Margaret Barney writes at Just Margaret ( http://maurhoffbarney.blogspot.com ) and is a contributor at Prime Parents Club ( http://www.primeparentsclub.com/ ).

Just_Margaret 5 pts

I don't tell other parents how to raise their kids, so it would follow that I wouldn't tell other parents what their children should and shouldn't be reading/learning about sex. To the mother in Washington, I would say this--Object to a book all you want, it's well within your purview as a parent to prevent your child from seeing it, but don't you dare attempt to dictate what is appropriate for my children.

Frankly, the book in question doesn't provide enough information for my 9 year old. We're very open and communicative in our family. And, dare I say it? The conversations I've had with her about sex have not been as difficult as I anticipated them to be (which I really ought to blog about, come to think of it...) Even our recent conversation about porn, that came on the heels of her finding a website with less than savory videos. Ahem.

~Margaret

Margaret Barney writes at Just Margaret ( http://maurhoffbarney.blogspot.com ) and is a contributor at Prime Parents Club ( http://www.primeparentsclub.com/ ).

jennyalice 5 pts

I had "Where Do I Come From?"
then a set of late 1950s books, then "Our Bodies Ourselves."

I think it's so important for my daughter to understand her body and appreciate all of the amazing things it can do, so she can truly establish sovereignty.

Jennifer Byde Myers
www.jennyalice.com
www.ThinkingAutismGuide.com
www.HaveAutismWillTravel.com

Sally Jameson 5 pts

Not sure how the book is only now available to children of all ages without parents permission - i would have thought that any copies that got into a childs hands would be sneakily passed around the playground anyway.

LizaWasHere 5 pts

Instead of voicing an uninformed opinion about whether or not the book is too graphic, let me ask a different question.

Who should decide what books are available to children in schools?

Teachers? School librarians?
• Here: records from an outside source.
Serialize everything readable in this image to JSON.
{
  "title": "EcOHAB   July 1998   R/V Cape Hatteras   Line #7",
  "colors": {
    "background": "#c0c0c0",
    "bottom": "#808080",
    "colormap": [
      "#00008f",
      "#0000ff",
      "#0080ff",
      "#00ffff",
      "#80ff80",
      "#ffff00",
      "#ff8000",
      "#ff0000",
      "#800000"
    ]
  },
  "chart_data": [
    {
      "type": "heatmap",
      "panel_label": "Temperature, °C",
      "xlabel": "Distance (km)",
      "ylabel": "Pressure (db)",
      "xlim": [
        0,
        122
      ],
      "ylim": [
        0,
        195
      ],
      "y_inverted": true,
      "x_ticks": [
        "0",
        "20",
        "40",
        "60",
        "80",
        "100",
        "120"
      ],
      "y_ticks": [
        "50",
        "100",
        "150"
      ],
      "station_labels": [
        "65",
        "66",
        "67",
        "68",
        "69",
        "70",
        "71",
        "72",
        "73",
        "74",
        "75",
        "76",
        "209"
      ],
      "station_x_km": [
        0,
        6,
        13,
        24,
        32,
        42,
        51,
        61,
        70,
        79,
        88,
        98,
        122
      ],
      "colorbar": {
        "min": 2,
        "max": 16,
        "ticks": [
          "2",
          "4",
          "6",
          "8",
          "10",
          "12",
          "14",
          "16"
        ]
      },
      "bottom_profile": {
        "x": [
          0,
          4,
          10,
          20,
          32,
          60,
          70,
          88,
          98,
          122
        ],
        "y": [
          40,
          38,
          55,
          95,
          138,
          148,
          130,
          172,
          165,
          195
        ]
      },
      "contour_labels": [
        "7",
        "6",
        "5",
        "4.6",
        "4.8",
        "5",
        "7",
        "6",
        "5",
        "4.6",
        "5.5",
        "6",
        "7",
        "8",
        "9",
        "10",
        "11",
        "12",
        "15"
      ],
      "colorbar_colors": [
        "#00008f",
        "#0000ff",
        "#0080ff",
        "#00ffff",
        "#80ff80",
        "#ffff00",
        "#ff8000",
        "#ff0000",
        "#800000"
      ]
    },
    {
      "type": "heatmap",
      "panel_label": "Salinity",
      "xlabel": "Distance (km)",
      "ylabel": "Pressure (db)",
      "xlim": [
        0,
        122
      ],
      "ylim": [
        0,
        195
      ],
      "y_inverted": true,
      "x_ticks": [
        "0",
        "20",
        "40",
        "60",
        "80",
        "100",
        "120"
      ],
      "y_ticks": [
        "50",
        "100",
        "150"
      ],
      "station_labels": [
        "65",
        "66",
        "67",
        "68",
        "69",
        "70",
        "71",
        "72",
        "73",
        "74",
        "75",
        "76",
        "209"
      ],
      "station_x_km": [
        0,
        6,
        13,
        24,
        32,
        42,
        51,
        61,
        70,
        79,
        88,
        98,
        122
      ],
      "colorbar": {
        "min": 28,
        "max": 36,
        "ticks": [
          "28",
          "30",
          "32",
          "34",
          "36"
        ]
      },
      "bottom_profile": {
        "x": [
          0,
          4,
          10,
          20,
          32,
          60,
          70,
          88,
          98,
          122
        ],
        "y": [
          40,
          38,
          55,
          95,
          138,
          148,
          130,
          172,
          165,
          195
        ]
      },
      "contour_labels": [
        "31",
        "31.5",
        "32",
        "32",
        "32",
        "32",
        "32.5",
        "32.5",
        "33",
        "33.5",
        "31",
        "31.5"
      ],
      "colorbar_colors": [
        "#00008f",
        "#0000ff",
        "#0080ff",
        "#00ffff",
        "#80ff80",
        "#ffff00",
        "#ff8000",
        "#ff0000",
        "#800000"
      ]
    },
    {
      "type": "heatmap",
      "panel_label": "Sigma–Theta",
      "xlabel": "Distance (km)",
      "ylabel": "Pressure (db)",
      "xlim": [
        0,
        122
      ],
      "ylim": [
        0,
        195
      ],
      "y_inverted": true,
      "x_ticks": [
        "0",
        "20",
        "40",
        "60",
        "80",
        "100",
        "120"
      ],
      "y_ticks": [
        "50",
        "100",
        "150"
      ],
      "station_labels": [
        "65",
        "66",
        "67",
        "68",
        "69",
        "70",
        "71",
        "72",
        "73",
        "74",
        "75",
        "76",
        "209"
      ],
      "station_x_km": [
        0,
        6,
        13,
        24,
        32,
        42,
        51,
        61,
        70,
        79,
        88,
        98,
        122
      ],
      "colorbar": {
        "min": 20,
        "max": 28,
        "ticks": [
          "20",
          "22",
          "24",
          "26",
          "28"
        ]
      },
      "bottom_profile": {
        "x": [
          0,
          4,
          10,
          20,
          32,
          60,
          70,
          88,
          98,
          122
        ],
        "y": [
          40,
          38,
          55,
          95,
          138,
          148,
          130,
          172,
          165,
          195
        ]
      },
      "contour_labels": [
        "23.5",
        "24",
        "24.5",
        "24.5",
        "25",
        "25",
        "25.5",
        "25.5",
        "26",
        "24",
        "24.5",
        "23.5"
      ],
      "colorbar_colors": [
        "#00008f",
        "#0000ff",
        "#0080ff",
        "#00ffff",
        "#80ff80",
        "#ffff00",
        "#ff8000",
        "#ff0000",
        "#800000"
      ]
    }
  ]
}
Trained, educated experts on children's educational and informational needs? Or an individual parent whose moral values you may or may not share?

If that parent does not want her child to read a particular book, that's her choice. But I don't want her making the decision for my children.

Liza Barry-Kessler
Personal: LizaWasHere ( http://www.lizawashere.com/ )
Professional: Privacy Counsel LLC ( http://www.privacycounsel.net/ )

suzic63 5 pts

Does not sound innapropriate to me!!